Una generación híperconectada es un grupo humano con la capacidad de enterarse rápidamente de lo que está ocurriendo en el otro extremo de su país, y de coordinar con personas a las que nunca ha visto en su vida para encontrarse en una esquina y luchar por lo que consideran justo. Una generación que desprecia la política, que ha visto cómo cada uno de los líderes políticos, de todas las tendencias, se ha visto envuelto en escándalos de corrupción, una generación que vota para que no le pongan una multa, pero que sabe que ese sujeto que llegará al Congreso está lejísimos de representarlo, está cambiando la democracia de curul por la de la calle. Ha descubierto que en la calle se saca presidentes, deroga leyes, cambia constituciones. Ha encontrado el origen del poder que siempre estuvo en sus manos.
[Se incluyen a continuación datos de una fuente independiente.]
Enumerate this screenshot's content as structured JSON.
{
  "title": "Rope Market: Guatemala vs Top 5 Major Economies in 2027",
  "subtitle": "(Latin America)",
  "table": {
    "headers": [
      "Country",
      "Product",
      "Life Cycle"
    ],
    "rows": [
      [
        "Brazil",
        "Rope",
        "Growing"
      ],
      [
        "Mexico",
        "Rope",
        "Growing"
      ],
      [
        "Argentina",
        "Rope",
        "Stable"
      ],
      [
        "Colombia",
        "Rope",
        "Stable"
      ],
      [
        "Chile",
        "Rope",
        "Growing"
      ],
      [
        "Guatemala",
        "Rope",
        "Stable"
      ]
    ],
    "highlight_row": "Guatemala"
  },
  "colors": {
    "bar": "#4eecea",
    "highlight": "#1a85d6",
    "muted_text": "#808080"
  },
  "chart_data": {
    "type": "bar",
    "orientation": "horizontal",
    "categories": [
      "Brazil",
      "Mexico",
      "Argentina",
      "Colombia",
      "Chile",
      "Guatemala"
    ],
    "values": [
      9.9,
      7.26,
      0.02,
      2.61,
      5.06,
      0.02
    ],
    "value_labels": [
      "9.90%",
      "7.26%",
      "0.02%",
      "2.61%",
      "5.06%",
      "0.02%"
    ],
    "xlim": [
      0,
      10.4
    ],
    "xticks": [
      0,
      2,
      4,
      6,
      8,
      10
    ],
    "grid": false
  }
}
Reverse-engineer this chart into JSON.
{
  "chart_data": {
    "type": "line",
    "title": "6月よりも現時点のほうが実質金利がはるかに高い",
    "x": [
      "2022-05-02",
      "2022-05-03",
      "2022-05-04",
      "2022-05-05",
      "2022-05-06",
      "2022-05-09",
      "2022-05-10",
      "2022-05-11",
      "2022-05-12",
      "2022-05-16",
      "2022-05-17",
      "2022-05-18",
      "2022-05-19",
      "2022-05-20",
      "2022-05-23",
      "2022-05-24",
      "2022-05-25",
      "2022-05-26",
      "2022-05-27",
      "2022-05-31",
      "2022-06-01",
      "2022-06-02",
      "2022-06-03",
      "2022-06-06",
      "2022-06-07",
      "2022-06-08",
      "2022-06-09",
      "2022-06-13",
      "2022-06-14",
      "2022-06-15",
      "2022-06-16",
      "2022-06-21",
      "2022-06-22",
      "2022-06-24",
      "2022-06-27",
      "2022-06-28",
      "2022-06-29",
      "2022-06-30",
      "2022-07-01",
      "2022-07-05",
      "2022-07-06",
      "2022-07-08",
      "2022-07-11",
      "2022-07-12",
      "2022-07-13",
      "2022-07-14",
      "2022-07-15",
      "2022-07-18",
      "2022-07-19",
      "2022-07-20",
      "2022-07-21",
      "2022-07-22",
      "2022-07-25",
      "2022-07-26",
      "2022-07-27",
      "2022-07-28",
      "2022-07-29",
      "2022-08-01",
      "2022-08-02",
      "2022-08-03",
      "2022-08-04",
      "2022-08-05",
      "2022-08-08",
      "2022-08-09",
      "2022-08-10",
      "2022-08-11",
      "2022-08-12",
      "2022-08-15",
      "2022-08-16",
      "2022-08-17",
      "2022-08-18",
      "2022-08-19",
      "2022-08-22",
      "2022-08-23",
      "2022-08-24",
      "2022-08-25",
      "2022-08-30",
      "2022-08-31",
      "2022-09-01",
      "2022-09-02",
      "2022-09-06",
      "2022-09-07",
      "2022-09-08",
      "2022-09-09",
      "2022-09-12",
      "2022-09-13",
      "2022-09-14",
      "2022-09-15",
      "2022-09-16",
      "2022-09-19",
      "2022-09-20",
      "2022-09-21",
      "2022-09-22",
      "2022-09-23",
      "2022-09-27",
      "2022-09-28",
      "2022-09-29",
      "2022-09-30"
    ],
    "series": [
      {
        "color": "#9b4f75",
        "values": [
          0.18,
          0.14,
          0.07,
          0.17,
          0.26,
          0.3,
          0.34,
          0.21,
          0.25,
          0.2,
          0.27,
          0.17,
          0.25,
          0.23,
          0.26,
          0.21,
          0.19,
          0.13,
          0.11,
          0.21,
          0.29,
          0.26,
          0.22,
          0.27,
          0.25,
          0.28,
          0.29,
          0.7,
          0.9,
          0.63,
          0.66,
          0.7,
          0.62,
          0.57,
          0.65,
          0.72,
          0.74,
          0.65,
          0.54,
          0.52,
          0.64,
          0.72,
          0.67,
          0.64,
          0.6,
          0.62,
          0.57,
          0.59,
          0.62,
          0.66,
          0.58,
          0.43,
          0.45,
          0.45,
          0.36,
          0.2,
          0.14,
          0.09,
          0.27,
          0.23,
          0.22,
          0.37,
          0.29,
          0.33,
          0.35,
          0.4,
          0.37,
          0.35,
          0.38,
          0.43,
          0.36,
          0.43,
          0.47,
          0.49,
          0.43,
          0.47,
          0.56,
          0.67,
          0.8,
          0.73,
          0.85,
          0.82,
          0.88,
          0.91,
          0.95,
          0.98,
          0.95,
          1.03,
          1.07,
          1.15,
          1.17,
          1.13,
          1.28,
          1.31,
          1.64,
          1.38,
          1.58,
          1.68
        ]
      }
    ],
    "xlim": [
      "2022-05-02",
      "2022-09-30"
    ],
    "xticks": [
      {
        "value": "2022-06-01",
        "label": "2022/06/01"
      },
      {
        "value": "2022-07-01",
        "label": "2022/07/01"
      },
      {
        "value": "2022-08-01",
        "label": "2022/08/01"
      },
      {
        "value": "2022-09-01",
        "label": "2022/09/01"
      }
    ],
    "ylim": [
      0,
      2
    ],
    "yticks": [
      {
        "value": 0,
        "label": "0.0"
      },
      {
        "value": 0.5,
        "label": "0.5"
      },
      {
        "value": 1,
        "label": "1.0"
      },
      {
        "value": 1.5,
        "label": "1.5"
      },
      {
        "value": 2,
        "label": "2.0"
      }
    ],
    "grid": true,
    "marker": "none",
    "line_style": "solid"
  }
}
¿Eso es bueno? ¿Es malo? Imposible decirlo con certeza. Pero lo que no entienden los políticos y muchos empresarios es que eso es lo que hay, que el siglo XXI marca un punto de quiebre con respecto a todo lo que conocían como formas de organización de la sociedad, y que mientras un individuo sienta empatía por la causa del otro se sumará a la protesta, y hará valer su condición de mayoría, a veces con marchas conmovedoras e idealistas, y otras con rabia contenida y violencia.
El presidente Sagasti podrá seguir dando mensajes a la nación, los congresistas sacarán leyes populistas, los candidatos tratarán de convencer a todos con sus falsas sonrisas, pero una bomba estará ahí, siempre a punto de explotar: el cartel bajo la manga de “tú no me representas”.